Analysis of reduction status and lag screw direction in intertrochanteric fractures treated with intramedullary nailing: Possible influence of anterior femoral head–neck offset
Clinical and Medical Investigations
Aim: There are many evaluations of lag screw tip position. However, there is no comprehensive report on the evaluation of the alignment of the lag screw position relative to the cervical axis from the nail hole to the femoral head. Purpose of this study is to analyze the relationship between the reduction status and the alignment of the lag screw in patients with intertrochanteric fractures treated with intramedullary nails (IHN), using postoperative computed tomography (CT). Patients and
... Patients and methods: Postoperative CT evaluation was performed in 100 intertrochanteric fractures (23 men and 77 women), which were randomly selected from 237 cases, treated with IHN. The mean patients' age at the time of surgery was mean age 83.9±8.9 years (61 to 96). The position of the nail, fracture reduction status, and direction of the screw relative to the femoral neck were assessed by axial plane CT. The angle between the screw and the femoral neck axis (deviation angle) was measured and deemed positive with the presence of anterior deviation.

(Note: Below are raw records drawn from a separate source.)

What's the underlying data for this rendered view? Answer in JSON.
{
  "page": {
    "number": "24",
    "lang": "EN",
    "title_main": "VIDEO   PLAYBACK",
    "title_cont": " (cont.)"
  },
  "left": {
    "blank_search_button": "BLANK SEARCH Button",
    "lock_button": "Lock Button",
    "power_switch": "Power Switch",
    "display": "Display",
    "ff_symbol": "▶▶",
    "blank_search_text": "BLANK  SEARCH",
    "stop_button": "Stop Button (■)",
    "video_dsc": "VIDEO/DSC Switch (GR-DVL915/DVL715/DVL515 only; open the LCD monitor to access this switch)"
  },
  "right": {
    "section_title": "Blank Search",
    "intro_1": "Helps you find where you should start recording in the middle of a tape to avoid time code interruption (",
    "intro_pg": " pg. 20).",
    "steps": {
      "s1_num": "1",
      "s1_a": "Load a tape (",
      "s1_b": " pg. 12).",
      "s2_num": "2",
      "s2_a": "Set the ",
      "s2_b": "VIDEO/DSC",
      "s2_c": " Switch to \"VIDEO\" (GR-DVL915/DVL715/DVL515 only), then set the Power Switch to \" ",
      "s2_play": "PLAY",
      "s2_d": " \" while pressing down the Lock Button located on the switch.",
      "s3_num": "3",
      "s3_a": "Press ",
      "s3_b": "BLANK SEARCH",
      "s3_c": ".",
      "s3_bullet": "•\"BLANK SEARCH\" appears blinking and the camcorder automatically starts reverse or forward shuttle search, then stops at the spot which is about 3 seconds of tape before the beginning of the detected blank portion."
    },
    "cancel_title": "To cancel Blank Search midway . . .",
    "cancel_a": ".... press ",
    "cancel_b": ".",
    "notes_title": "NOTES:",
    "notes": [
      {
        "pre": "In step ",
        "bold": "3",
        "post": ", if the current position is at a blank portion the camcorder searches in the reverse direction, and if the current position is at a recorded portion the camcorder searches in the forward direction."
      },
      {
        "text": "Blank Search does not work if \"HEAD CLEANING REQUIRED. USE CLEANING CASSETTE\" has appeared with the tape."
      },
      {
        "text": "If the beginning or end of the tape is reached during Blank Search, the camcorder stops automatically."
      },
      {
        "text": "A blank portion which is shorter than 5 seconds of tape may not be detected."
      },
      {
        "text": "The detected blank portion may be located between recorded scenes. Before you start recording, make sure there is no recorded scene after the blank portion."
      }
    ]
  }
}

Results: The proximal fragment was posteriorly displaced in 82 patients, anteriorly displaced in one patient, and nondisplaced in 17 patients. The lag screw was positioned at the anterior third relative to the femoral neck in eight patients, the middle third in 15 patients, and the posterior third in 77 patients. The lag screw was deviated in 61 patients, with a mean deviation angle of 11.6±10.9° (7.2 to 37.5). When the screw was inserted parallel with the femoral neck, 84.6% (34/39) of the patients had displaced fragments, and most (33 patients) were posteriorly displaced. In 17 nondisplaced cases, posterior to anterior deviation of the lag screw direction was observed in 12 patients (70.6%). Discussion: Anatomical reduction and proper positioning of the lag screw were rarely achieved simultaneously in IHN surgeries, possibly because of anterior offset of the femoral neck relative to the femoral shaft. New concepts in intramedullary nail design such as nails with an anterior offset will be required to achieve better CT results with IHN.